I never really understood the debate over why friendships at work were considered a bad thing and why companies have historically discouraged personal relationships as if they somehow clash with professional ones. In my career, since day one, if I haven’t been working for or with friends, I’ve had friends working for me. There have never been any problems. In fact they are the strongest relationships and best work experiences I’ve had - by far. 

Recently, the pendulum has begun to swing away from the taboo notion that friendships at work threaten business results and toward what value may be inherent to having friendships in the workplace.  Employers are rethinking old mandates that expected employees to keep thier personal lives "outside."
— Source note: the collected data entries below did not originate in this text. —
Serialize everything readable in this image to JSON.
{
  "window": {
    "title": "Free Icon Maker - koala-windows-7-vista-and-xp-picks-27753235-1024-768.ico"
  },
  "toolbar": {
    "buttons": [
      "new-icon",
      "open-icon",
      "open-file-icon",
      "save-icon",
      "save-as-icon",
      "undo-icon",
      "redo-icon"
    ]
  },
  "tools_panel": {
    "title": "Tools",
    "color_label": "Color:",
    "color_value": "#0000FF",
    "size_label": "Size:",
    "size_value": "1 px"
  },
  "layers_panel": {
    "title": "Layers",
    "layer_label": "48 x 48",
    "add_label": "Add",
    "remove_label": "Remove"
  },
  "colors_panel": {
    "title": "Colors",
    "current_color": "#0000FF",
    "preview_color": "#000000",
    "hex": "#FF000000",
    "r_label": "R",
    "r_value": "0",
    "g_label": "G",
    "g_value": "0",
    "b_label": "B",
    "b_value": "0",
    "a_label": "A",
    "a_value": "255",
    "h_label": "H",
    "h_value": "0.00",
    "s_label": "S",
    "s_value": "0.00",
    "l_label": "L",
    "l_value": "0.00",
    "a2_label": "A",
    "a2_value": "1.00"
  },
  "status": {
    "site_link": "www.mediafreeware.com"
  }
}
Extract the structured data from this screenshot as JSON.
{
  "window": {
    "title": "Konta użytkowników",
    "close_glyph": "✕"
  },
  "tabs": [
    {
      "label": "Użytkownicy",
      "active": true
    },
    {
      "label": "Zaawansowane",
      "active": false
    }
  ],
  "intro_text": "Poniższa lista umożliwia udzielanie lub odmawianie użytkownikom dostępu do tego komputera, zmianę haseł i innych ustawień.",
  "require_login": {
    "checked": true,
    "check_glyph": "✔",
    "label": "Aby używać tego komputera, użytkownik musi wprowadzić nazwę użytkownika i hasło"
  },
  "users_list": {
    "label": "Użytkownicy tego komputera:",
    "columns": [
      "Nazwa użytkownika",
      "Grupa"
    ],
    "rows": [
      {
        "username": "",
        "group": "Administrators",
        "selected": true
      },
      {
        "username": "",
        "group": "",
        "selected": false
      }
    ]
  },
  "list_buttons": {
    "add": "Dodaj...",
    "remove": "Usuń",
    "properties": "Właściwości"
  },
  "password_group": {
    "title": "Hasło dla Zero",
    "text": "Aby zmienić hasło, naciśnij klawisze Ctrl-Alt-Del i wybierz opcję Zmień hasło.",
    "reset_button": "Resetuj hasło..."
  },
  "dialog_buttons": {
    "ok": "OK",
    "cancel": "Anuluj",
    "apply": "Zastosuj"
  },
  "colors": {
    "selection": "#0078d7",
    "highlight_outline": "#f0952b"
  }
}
But either way, whether you are for or against employee chumminess on the job, its success or failure will always depend on the individuals’ maturity, professionalism and ability to manage relationships both at work and at play.

A few key factors to keeping a good thing from going bad:

1    Never betray a confidence. You won’t be trusted by your friends or anyone else.

2    Talk openly about performance. Call a spade a spade and don’t take feedback personally.

3   Talk openly about feelings. Share your perspective so that you are understood as accurately as is possible.

4    Don’t gossip about other people. Friends, or not, people will think you gossip about them too.

5    Keep work separate from play. Know where the boundary lines should be drawn.

6    Be clear about obligations and fulfill them on both fronts. Letting people down either personally or professionally will not only hurt your relationships, but it will ding your reputation too.